Metal Max 4: Gekkō no Diva was released in November 2013 for the Nintendo 3DS. Like Metal Max 3, it is published by Kadokawa Shoten.

Metal Max, Metal Max 2 and Metal Max Returns were released for the Wii Virtual Console from 2010 to 2011.

=== Cygames era ===
In July 2022, Cygames acquired the rights to the Metal Max intellectual property.

== Reception and sales ==

Famitsu score and Japanese sales
| Title | Famitsu score | Japanese sales |
|---|---|---|
| Metal Max | 29 out of 40 | 120,000－150,000 |
| Metal Max 2 | 30 out of 40 | 250,000－280,000 |
| Metal Max Returns | 29 out of 40 | 170,000 |
| Metal Max 2 Kai | 27 out of 40 | 20,000 |
| Metal Saga | 30 out of 40 | 99,374 |
| Metal Saga: Season of Steel | 27 out of 40 | 21,090－26,000 |
| Metal Max 3 | 33 out of 40 | 91,722 |
| Metal Max 2: ReLoaded | 33 out of 40 | 57,000 |
| Metal Max 4: Gekkō no Diva | 35 out of 40 | 39,982 |
| Metal Max Xeno | 31 out of 40 | 29,700 |

Japanese video game critics usually praised the series' high degree of freedom and vehicle system.

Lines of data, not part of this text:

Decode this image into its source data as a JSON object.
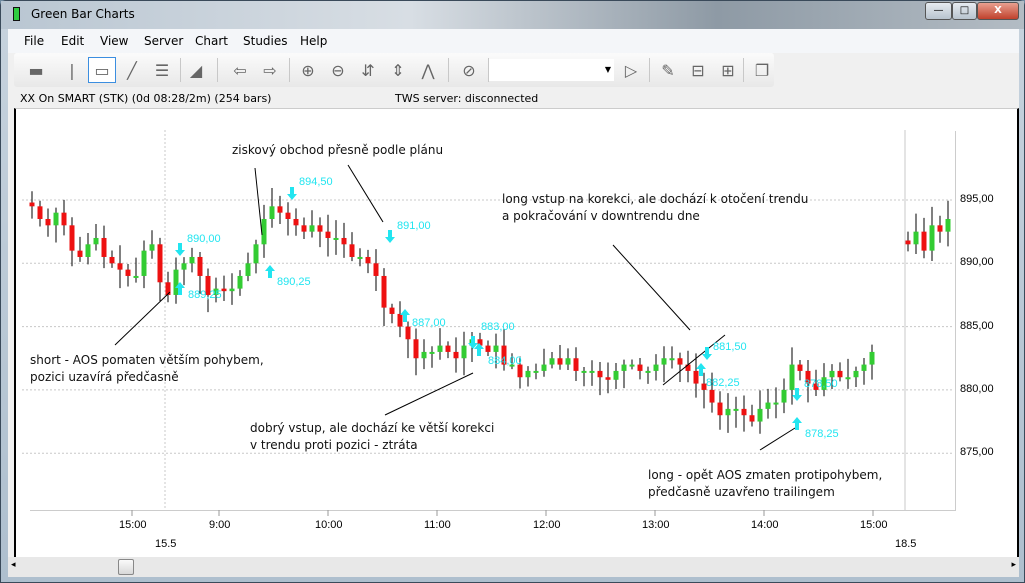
{
  "window": {
    "title": "Green Bar Charts",
    "minimize": "—",
    "maximize": "□",
    "close": "X"
  },
  "menu": [
    "File",
    "Edit",
    "View",
    "Server",
    "Chart",
    "Studies",
    "Help"
  ],
  "toolbar": {
    "icons": [
      "horizontal-line",
      "vertical-line",
      "ray-line",
      "trend-line",
      "fibonacci-lines",
      "eraser",
      "scroll-left",
      "scroll-right",
      "zoom-in",
      "zoom-out",
      "compress-vertical",
      "expand-vertical",
      "auto-scale",
      "stop",
      "apply",
      "properties",
      "remove-study",
      "add-study",
      "windows"
    ],
    "combo_value": ""
  },
  "info": {
    "instrument": "XX On SMART (STK) (0d 08:28/2m) (254 bars)",
    "server": "TWS server: disconnected"
  },
  "chart_data": {
    "type": "candlestick",
    "y_ticks": [
      "895,00",
      "890,00",
      "885,00",
      "880,00",
      "875,00"
    ],
    "y_tick_values": [
      895,
      890,
      885,
      880,
      875
    ],
    "x_ticks": [
      "15:00",
      "9:00",
      "10:00",
      "11:00",
      "12:00",
      "13:00",
      "14:00",
      "15:00"
    ],
    "date_labels": [
      "15.5",
      "18.5"
    ],
    "closes_session1": [
      894.5,
      893.5,
      893,
      894,
      893,
      891,
      890.5,
      891.5,
      892,
      890.5,
      890,
      889.5,
      889,
      889,
      891,
      891.5,
      888.5,
      887.5,
      889.5,
      890,
      890.5,
      889,
      887.5,
      888,
      887.8,
      888,
      889,
      890,
      891.5,
      893.5,
      894.5,
      894,
      893.5,
      893,
      892.5,
      893,
      892.5,
      892,
      892,
      891.5,
      890.5,
      890.5,
      890,
      889,
      886.5,
      886,
      885,
      884,
      882.5,
      883,
      883,
      883.5,
      883,
      882.5,
      883.5,
      884,
      883.5,
      883,
      883.5,
      882,
      882,
      881,
      881.5,
      881.5,
      882,
      882.5,
      882,
      882.5,
      881.5,
      881.5,
      881.5,
      881,
      880.8,
      881.5,
      882,
      882,
      881.5,
      881.5,
      882,
      882.5,
      882.5,
      882,
      881.5,
      880.5,
      880,
      879,
      878,
      878.5,
      878.5,
      878,
      877.5,
      878.5,
      879,
      879,
      880,
      882,
      881.5,
      880.5,
      880,
      881,
      881.5,
      881,
      881,
      881.5,
      882,
      883
    ],
    "closes_session2": [
      891.5,
      892.5,
      891,
      893,
      892.5,
      893.5
    ],
    "signals": [
      {
        "dir": "down",
        "price": "890,00"
      },
      {
        "dir": "up",
        "price": "889,25"
      },
      {
        "dir": "down",
        "price": "894,50"
      },
      {
        "dir": "up",
        "price": "890,25"
      },
      {
        "dir": "down",
        "price": "891,00"
      },
      {
        "dir": "up",
        "price": "887,00"
      },
      {
        "dir": "up",
        "price": "883,00"
      },
      {
        "dir": "down",
        "price": "884,00"
      },
      {
        "dir": "down",
        "price": "881,50"
      },
      {
        "dir": "up",
        "price": "882,25"
      },
      {
        "dir": "down",
        "price": "878,50"
      },
      {
        "dir": "up",
        "price": "878,25"
      }
    ],
    "colors": {
      "up": "#33cc33",
      "down": "#ee1111",
      "signal": "#22e5f0",
      "grid": "#c8c8c8"
    }
  },
  "annotations": {
    "a1": "ziskový obchod přesně podle plánu",
    "a2l1": "long vstup na korekci, ale dochází k otočení trendu",
    "a2l2": "a pokračování v downtrendu dne",
    "a3l1": "short - AOS pomaten větším pohybem,",
    "a3l2": "pozici uzavírá předčasně",
    "a4l1": "dobrý vstup, ale dochází ke větší korekci",
    "a4l2": "v trendu proti pozici - ztráta",
    "a5l1": "long - opět AOS zmaten protipohybem,",
    "a5l2": "předčasně uzavřeno trailingem"
  }
}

The first title received a 29 out of 40 from Japanese video game magazine Famitsu, and has sold more than 120,000 copies in Japan. The second title, Metal Max 2 got a 31 out of 40 from Famitsu, and with more than 250,000 copies, it is the best-seller of the series. Super Famicom remake of original Metal Max, Metal Max Returns received a 30 out of 40 from Famitsu and has sold 170,000 copies. Metal Max 2s Game Boy Advance remake sold 9,500 copies, and received negative reception due to its bug.

Japanese magazine Famitsu and Dengeki PlayStation gave Metal Saga a 30/40 and 330/400, respectively. The title sold 63,000 copies in its debut week, and became the top best-seller in Japan. The second Metal Saga title Metal Saga: Season of Steel received a 27 out of 40 from Famitsu, and sold more than twenty thousand copies.

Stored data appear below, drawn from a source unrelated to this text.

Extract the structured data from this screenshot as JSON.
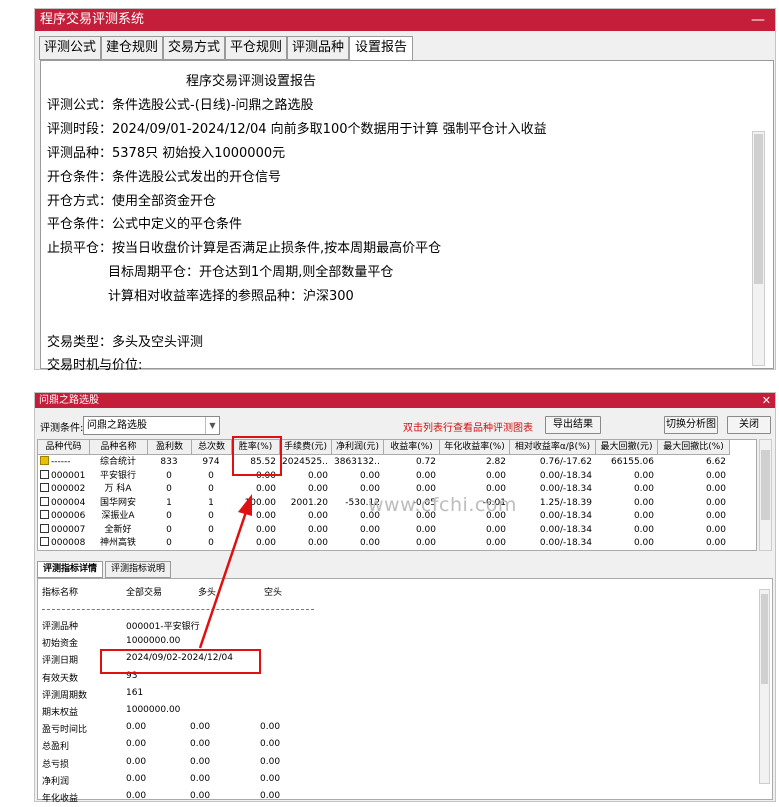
{
  "top_window": {
    "title": "程序交易评测系统",
    "minimize": "—",
    "tabs": [
      "评测公式",
      "建仓规则",
      "交易方式",
      "平仓规则",
      "评测品种",
      "设置报告"
    ],
    "active_tab": "设置报告",
    "report": {
      "heading": "程序交易评测设置报告",
      "lines": [
        "评测公式：条件选股公式-(日线)-问鼎之路选股",
        "评测时段：2024/09/01-2024/12/04 向前多取100个数据用于计算 强制平仓计入收益",
        "评测品种：5378只 初始投入1000000元",
        "开仓条件：条件选股公式发出的开仓信号",
        "开仓方式：使用全部资金开仓",
        "平仓条件：公式中定义的平仓条件",
        "止损平仓：按当日收盘价计算是否满足止损条件,按本周期最高价平仓",
        "目标周期平仓：开仓达到1个周期,则全部数量平仓",
        "计算相对收益率选择的参照品种：沪深300",
        "交易类型：多头及空头评测",
        "交易时机与价位:"
      ]
    }
  },
  "bottom_window": {
    "title": "问鼎之路选股",
    "close": "✕",
    "condition_label": "评测条件:",
    "condition_value": "问鼎之路选股",
    "hint": "双击列表行查看品种评测图表",
    "export_btn": "导出结果",
    "switch_btn": "切换分析图",
    "close_btn": "关闭",
    "hint_color": "#d01010",
    "columns": [
      "品种代码",
      "品种名称",
      "盈利数",
      "总次数",
      "胜率(%)",
      "手续费(元)",
      "净利润(元)",
      "收益率(%)",
      "年化收益率(%)",
      "相对收益率α/β(%)",
      "最大回撤(元)",
      "最大回撤比(%)"
    ],
    "rows": [
      [
        "------",
        "综合统计",
        "833",
        "974",
        "85.52",
        "2024525....",
        "3863132...",
        "0.72",
        "2.82",
        "0.76/-17.62",
        "66155.06",
        "6.62"
      ],
      [
        "000001",
        "平安银行",
        "0",
        "0",
        "0.00",
        "0.00",
        "0.00",
        "0.00",
        "0.00",
        "0.00/-18.34",
        "0.00",
        "0.00"
      ],
      [
        "000002",
        "万 科A",
        "0",
        "0",
        "0.00",
        "0.00",
        "0.00",
        "0.00",
        "0.00",
        "0.00/-18.34",
        "0.00",
        "0.00"
      ],
      [
        "000004",
        "国华网安",
        "1",
        "1",
        "100.00",
        "2001.20",
        "-530.12",
        "-0.05",
        "-0.01",
        "1.25/-18.39",
        "0.00",
        "0.00"
      ],
      [
        "000006",
        "深振业A",
        "0",
        "0",
        "0.00",
        "0.00",
        "0.00",
        "0.00",
        "0.00",
        "0.00/-18.34",
        "0.00",
        "0.00"
      ],
      [
        "000007",
        "全新好",
        "0",
        "0",
        "0.00",
        "0.00",
        "0.00",
        "0.00",
        "0.00",
        "0.00/-18.34",
        "0.00",
        "0.00"
      ],
      [
        "000008",
        "神州高铁",
        "0",
        "0",
        "0.00",
        "0.00",
        "0.00",
        "0.00",
        "0.00",
        "0.00/-18.34",
        "0.00",
        "0.00"
      ]
    ],
    "detail_tabs": [
      "评测指标详情",
      "评测指标说明"
    ],
    "detail_headers": [
      "指标名称",
      "全部交易",
      "多头",
      "空头"
    ],
    "detail_rows": [
      [
        "评测品种",
        "000001-平安银行",
        "",
        ""
      ],
      [
        "初始资金",
        "1000000.00",
        "",
        ""
      ],
      [
        "评测日期",
        "2024/09/02-2024/12/04",
        "",
        ""
      ],
      [
        "有效天数",
        "93",
        "",
        ""
      ],
      [
        "评测周期数",
        "161",
        "",
        ""
      ],
      [
        "期末权益",
        "1000000.00",
        "",
        ""
      ],
      [
        "盈亏时间比",
        "0.00",
        "0.00",
        "0.00"
      ],
      [
        "总盈利",
        "0.00",
        "0.00",
        "0.00"
      ],
      [
        "总亏损",
        "0.00",
        "0.00",
        "0.00"
      ],
      [
        "净利润",
        "0.00",
        "0.00",
        "0.00"
      ],
      [
        "年化收益",
        "0.00",
        "0.00",
        "0.00"
      ]
    ]
  },
  "watermark": "www.cfchi.com",
  "annotation_color": "#e01010"
}
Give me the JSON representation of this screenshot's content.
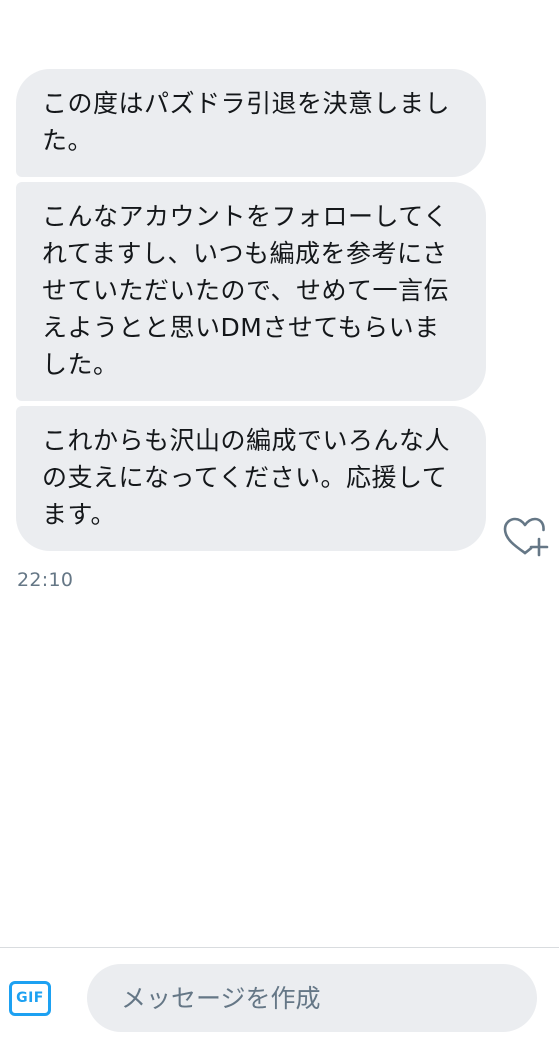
{
  "conversation": {
    "messages": [
      {
        "text": "この度はパズドラ引退を決意しました。"
      },
      {
        "text": "こんなアカウントをフォローしてくれてますし、いつも編成を参考にさせていただいたので、せめて一言伝えようとと思いDMさせてもらいました。"
      },
      {
        "text": "これからも沢山の編成でいろんな人の支えになってください。応援してます。"
      }
    ],
    "timestamp": "22:10",
    "like_icon": "heart-plus-icon"
  },
  "composer": {
    "gif_label": "GIF",
    "input_placeholder": "メッセージを作成",
    "input_value": ""
  },
  "colors": {
    "bubble_bg": "#ebedf0",
    "text": "#14171a",
    "secondary_text": "#657786",
    "accent": "#1da1f2"
  }
}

Metal Max 3 received a 33 out of 40 from Famitsu. Japanese players enjoyed game's free adventure, character customization system similar as Wizardry and Dragon Quest III, and vehicle transformation, but complained about lot of goals and high encounter rate. Metal Max 2: Reloaded also received a 33 out of 40. Metal Max 4: Gekkō no Diva received a 35 out of 40 from Famitsu.

Except the first Metal Saga and Metal Max Xeno, none of the titles were released outside Japan. Metal Saga got a mixed reception in western media, which ranked 64% and 62% on the review score aggregator sites GameRankings and Metacritic, respectively. While the game's sense of humour, music and solid hours of gameplay won it some positive marks, reviewers scoffed at the dated graphics, lack of plot, and missing feeling of progression. GameSpot noted that "Metal Saga has the makings of a good role-playing game, but there's nothing to tie it all together".